San Diego Convention Center Becomes Shelter for Illegal Immigrant Children

The San Diego Convention Center in California, famous for its international Comic-Con, will be used to house unaccompanied minor illegal immigrants.

On March 22, San Diego County Board of Supervisors Chairman Nathan Fletcher and San Diego Mayor Todd Gloria issued a joint statement that they will respond to a request from incoming federal health and Human Services (HHS) Secretary Xavier Becerra that the San Diego Convention Center (Convention Center) be used to house The statement said the Convention Center is a temporary shelter for unaccompanied minor illegal immigrants.

The temporary shelter at the Convention Center will operate for about three months and will accept unaccompanied illegal immigrant children under the age of 17, the statement said.

The shelter will provide Food, medical care and sleeping and bathing areas for the children, as well as a temporary playground in an outdoor area. Each child is expected to stay at the shelter for one month pending the procedures necessary to be reunited with their loved ones in the United States or to be adopted.

The San Diego Convention Center has been closed since March of last year due to California’s Epidemic prevention order. It was later used as a shelter for the homeless during the Communist China virus (COVID-19) epidemic, taking in more than 4,000 people, most of whom had been placed in permanent and long-term housing prior to that. The more than 600 people who remain will be transferred to other homeless shelters within the city of San Diego beginning this week, according to San Diego’s ABC10 television.

“When HHS Secretary Xavier Becerra asked us to help house some of the unaccompanied minors at the border, we knew it was something we should do,” Fletch and Gloria wrote in a joint statement. “The county and city will support this federally funded effort by providing services for these vulnerable children who have come to the United States seeking safety.”

The temporary shelters will be funded by the federal Department of Health and Human Services’ Refugee Resettlement Program. The Federal Emergency Management Agency (FEMA), the Centers for Disease Control and Prevention (CDC) and the San Diego Convention Center will also provide assistance to the program.

Jewish Family Service of San Diego, a civic organization that assists refugees at the border, is actively recruiting staff and volunteers.

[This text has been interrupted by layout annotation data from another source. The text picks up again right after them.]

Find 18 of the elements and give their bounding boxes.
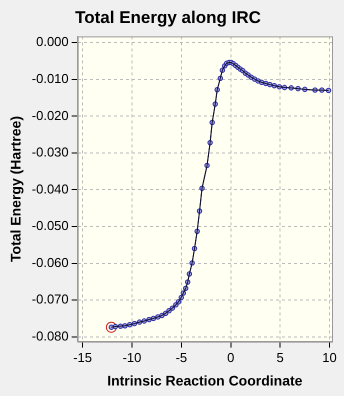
y-tick-label: -0.070 bbox=[32, 292, 69, 307]
x-tick-label: -10 bbox=[122, 350, 142, 365]
x-tick-label: 5 bbox=[276, 350, 284, 365]
y-tick-label: -0.030 bbox=[32, 144, 69, 160]
x-axis-title: Intrinsic Reaction Coordinate bbox=[107, 372, 303, 388]
y-tick-label: 0.000 bbox=[36, 34, 69, 50]
x-tick-label: -15 bbox=[73, 350, 92, 365]
y-tick-label: -0.060 bbox=[32, 254, 69, 270]
y-tick-label: -0.010 bbox=[32, 71, 69, 86]
y-tick-label: -0.040 bbox=[32, 181, 69, 196]
x-tick-label: 0 bbox=[227, 350, 234, 365]
y-tick-label: -0.050 bbox=[32, 218, 69, 234]
chart-title: Total Energy along IRC bbox=[75, 8, 261, 27]
x-tick-label: -5 bbox=[176, 350, 188, 365]
x-tick-label: 10 bbox=[322, 350, 337, 365]
y-tick-label: -0.020 bbox=[32, 108, 69, 123]
y-tick-label: -0.080 bbox=[32, 328, 69, 344]
y-axis-title: Total Energy (Hartree) bbox=[7, 116, 24, 262]
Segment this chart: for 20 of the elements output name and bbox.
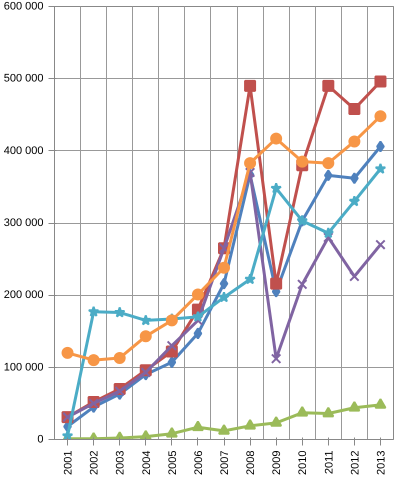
x-tick-label: 2007	[219, 450, 231, 475]
x-tick-label: 2012	[349, 450, 362, 475]
x-tick-label: 2005	[166, 450, 179, 475]
x-tick-label: 2011	[323, 450, 336, 474]
y-tick-label: 300 000	[4, 217, 44, 229]
y-tick-label: 200 000	[4, 289, 44, 302]
x-tick-label: 2002	[88, 450, 101, 475]
y-tick-label: 0	[37, 434, 44, 446]
y-tick-label: 400 000	[4, 144, 44, 157]
x-tick-label: 2004	[140, 450, 153, 475]
x-tick-label: 2008	[245, 450, 258, 475]
y-tick-label: 100 000	[4, 361, 44, 374]
x-tick-label: 2001	[62, 450, 75, 475]
y-tick-label: 500 000	[4, 72, 44, 85]
y-tick-label: 600 000	[4, 0, 44, 12]
x-tick-label: 2013	[375, 450, 388, 475]
x-tick-label: 2006	[192, 450, 205, 475]
x-tick-label: 2009	[271, 450, 284, 475]
x-tick-label: 2010	[297, 450, 310, 475]
x-tick-label: 2003	[114, 450, 127, 475]
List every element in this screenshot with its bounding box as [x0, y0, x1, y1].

Currently, the number of families and unaccompanied children crossing the U.S.-Mexico border illegally has skyrocketed, with CBS8 television reporting that in February, the U.S.-Mexico border arrested more than 9,400 unaccompanied minors, the highest number ever for the same period. With recent arrests averaging more than 500 unaccompanied minors per day, the numbers for March are expected to be higher than February.

On March 21, the U.S. government had taken in 15,500 unaccompanied minors, and more than 5,000 children were in the custody of the Border Patrol. Unaccompanied children now spend an average of 136 hours in Border Patrol custody, far more than the 72 hours required by law, because there are not enough places to take them.

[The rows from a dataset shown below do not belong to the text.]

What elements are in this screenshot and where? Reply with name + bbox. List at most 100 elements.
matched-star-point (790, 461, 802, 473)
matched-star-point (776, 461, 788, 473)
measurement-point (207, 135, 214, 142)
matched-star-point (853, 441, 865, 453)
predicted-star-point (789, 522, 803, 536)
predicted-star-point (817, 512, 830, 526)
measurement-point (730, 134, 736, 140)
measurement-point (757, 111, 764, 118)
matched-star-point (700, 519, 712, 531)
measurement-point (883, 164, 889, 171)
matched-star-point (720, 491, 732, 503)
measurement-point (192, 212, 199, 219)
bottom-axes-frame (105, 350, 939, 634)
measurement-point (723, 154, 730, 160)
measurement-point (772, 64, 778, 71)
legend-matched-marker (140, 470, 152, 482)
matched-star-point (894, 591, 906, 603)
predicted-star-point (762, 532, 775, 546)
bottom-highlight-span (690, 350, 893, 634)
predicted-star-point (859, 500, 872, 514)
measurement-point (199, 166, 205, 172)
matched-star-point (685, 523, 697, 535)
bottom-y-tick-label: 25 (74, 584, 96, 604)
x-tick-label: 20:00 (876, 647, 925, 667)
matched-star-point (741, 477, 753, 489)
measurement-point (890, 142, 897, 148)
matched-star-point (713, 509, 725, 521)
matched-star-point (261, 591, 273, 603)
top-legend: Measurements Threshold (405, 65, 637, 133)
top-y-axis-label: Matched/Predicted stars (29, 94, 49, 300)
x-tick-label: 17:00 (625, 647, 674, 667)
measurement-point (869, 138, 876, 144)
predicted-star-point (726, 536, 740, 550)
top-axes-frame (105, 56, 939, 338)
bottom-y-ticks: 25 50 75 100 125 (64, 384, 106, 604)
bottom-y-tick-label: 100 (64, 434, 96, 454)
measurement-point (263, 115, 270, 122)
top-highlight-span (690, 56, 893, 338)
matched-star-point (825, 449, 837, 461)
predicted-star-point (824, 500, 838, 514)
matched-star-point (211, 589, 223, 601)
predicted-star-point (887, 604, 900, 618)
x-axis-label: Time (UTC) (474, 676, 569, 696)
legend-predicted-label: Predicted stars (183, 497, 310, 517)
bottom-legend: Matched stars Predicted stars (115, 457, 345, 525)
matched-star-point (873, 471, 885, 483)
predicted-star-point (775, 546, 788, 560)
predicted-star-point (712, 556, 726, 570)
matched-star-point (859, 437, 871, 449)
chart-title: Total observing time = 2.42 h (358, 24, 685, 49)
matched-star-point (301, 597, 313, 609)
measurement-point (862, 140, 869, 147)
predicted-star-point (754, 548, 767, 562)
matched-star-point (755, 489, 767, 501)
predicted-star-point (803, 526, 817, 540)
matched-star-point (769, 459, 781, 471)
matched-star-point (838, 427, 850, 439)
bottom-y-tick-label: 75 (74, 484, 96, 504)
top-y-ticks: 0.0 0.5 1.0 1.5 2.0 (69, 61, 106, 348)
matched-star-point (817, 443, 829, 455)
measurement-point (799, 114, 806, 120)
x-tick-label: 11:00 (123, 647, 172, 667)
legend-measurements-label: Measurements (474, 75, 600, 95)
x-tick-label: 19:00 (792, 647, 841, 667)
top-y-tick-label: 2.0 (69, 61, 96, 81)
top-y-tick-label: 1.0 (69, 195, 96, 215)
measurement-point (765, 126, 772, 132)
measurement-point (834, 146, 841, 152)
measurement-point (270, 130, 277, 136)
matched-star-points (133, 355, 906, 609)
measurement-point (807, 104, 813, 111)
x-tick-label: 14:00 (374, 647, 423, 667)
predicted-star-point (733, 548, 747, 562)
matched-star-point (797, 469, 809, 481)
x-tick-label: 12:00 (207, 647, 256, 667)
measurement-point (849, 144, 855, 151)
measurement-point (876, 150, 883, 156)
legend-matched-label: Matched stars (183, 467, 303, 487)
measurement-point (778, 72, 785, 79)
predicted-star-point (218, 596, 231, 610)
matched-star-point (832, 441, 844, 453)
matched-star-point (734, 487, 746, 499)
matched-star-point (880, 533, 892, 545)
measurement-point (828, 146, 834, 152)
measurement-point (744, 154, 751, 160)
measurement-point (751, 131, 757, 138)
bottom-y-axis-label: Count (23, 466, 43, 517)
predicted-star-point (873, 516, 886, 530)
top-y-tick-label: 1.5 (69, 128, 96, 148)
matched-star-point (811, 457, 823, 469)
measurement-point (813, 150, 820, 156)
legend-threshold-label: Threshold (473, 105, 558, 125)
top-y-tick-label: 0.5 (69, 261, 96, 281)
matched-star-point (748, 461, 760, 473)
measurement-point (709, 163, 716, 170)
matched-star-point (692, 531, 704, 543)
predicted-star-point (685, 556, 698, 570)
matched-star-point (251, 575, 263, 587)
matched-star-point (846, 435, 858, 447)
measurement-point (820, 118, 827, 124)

The Department of Health and Human Services is currently seeking to open more shelters to house these children. The Convention Center in Dallas, Texas, has been converted to an emergency shelter to accommodate unaccompanied minors awaiting placement.

“President Biden‘s reckless open borders policy has created a border crisis and a surge in drug smuggling, and these shelters are a direct result (of his policy),” Texas Gov. Greg Abbott said in a recent address to the public. “The administration has yet to give Texans the explanation they deserve,” he said.

The move comes after the Biden Administration reversed a series of Trump administration immigration policies, including the revocation of the Migrant Protection Protocol (MPP) that kept illegal immigrants in Mexico. the MPP had allowed illegal immigrants to wait with their children in Mexico for their cases to go to trial after filing applications for political asylum.